ECB’ye göre projenin amacı “euro bölgesinin Avrupa dışı sağlayıcılara bağımlılığını azaltmak, parçalanmış ödeme manzarasını birleştirmek ve yenilik ile rekabeti desteklemek.”
İlgili:
Cointelegraph ile konuşan stabilcoin ihraççıları programın etkinliği konusunda o kadar emin değil. İngiltere merkezli stabilcoin ihraççısı Agant’ın kurucusu Andrew MacKenzie, şimdiye kadar sunulan CBDC önerilerinin “sınırlı işlevsellik gösterdiğini ve başarılı benimseme için dağıtım ve kullanılabilirlik özelliklerinin yeterince anlaşılmadığını” söyledi.
Merkez bankası tarafından çıkarılan dijital paranın, büyük küresel stabilcoinlerin sunduğu “erişilebilirlik, işlevsellik ve küresel transfer kabiliyetini” sağlayabileceğinden veya “gerçek dünya kullanım senaryoları ve pazarların ihtiyaçlarını karşılayabileceğinden” şüphe duyduğunu belirtti. MacKenzie, stabilcoinlerin “bürokrasi, risk yönetimi, siyasi tartışmalar ve tedarik skandallarına” takılıp kalıp kalmayacağını da sorguladı.
Kristjánsson’a göre dijital euronun 2029’da piyasaya sürülmesi “stabilcoin benimsemesindeki mevcut dinamikleri etkili şekilde ele almak için çok geç olabilir.”
Belirsizlikler devam ediyor. Dijital euronun bir blokzinciri üzerinde mi yoksa başka bir özel sistemde mi çalışacağı net değil. Önerilen tutar sınırlamaları “ölçeklenebilirlik ve merkeziyetsiz erişim gibi özel stabilcoinlerin sunduğu birçok temel faydayı ortadan kaldırabilir.”

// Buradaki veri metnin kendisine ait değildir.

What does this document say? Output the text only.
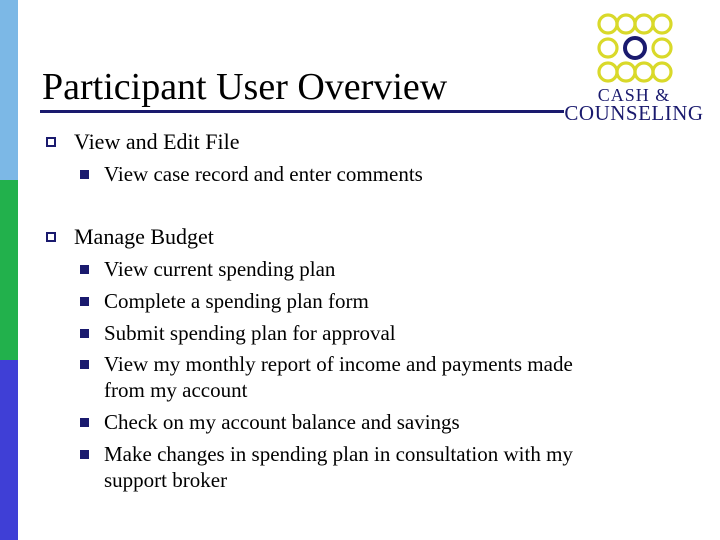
Participant User Overview	CASH &
COUNSELING
View and Edit File
View case record and enter comments
Manage Budget
View current spending plan
Complete a spending plan form
Submit spending plan for approval
View my monthly report of income and payments made
from my account
Check on my account balance and savings
Make changes in spending plan in consultation with my
support broker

Dahası, Kristjánsson dijital euronun stabilcoinlere “rakip bir ürün” olduğunu ve bu durumun merkez bankacıların dolar hakkındaki endişelerini etkili şekilde ele alabilecek gelişmekte olan Avrupa stabilcoin ekosisteminden dikkatleri dağıttığını düşünüyor. “ECB bu konuda yardımcı olmuyor.”

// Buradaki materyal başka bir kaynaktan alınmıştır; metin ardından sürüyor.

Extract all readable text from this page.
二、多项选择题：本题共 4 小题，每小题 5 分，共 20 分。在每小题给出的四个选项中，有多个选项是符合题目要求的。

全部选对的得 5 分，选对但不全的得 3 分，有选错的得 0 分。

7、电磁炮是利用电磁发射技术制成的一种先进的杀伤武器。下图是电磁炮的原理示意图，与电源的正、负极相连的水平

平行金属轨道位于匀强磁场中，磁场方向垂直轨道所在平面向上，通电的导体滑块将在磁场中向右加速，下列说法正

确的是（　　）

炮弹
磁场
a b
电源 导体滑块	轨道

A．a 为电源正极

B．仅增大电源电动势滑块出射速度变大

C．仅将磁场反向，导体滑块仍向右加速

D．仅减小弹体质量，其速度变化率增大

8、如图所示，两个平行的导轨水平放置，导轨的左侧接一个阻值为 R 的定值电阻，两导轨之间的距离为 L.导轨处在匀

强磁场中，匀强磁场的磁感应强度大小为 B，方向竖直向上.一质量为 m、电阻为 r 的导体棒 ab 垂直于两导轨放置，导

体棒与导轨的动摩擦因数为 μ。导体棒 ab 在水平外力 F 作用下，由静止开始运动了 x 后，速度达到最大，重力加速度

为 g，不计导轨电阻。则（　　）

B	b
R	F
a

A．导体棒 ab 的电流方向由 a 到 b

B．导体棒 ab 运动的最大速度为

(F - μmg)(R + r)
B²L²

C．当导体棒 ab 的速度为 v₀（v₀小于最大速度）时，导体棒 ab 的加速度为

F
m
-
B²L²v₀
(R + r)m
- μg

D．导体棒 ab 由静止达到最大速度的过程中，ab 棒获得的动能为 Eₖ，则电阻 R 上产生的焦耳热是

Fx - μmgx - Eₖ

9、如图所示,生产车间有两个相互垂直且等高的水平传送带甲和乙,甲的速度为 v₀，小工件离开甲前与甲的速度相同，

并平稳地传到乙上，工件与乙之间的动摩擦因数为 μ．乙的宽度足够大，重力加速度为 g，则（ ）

Tüm bunlar, merkez bankaları ile stabilcoin ihraççılarının birlikte çalışamayacağı anlamına gelmiyor. MacKenzie, stabilcoinlerin “fiat bankacılık sistemiyle çok bağlı olduğunu”, ihraççıların ticari banka mevduatları dahil geleneksel destek varlıklarına sahip olduğunu belirtti. Ayrıca stabilcoin ihraççılarına likidite sağlanması gerektiğini söyledi.

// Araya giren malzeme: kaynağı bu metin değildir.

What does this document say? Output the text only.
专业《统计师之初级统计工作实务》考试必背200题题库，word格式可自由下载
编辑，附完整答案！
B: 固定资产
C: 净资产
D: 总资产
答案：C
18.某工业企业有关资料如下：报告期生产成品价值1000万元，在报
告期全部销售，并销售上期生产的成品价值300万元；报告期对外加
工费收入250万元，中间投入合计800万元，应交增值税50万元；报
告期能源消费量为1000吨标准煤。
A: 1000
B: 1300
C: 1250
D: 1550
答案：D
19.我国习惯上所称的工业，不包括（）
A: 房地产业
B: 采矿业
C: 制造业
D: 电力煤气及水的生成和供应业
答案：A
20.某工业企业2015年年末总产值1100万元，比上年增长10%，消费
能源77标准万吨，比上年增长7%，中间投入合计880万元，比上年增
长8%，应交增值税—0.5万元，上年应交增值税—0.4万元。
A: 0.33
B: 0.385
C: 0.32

“Merkez bankalarının bugün olduğu gibi ödemeler ve finansal piyasa altyapısında önemli bir rol oynamaya devam edeceğini görüyoruz. Stabilcoinler için bu yeni şekillerde olabilir.”
Özel bir stabilcoin ya da ECB tarafından yakından denetlenen dijital euro formunda olsun, Avrupa’nın para politikasının egemenliği dijital paranın gelişimine bağlı.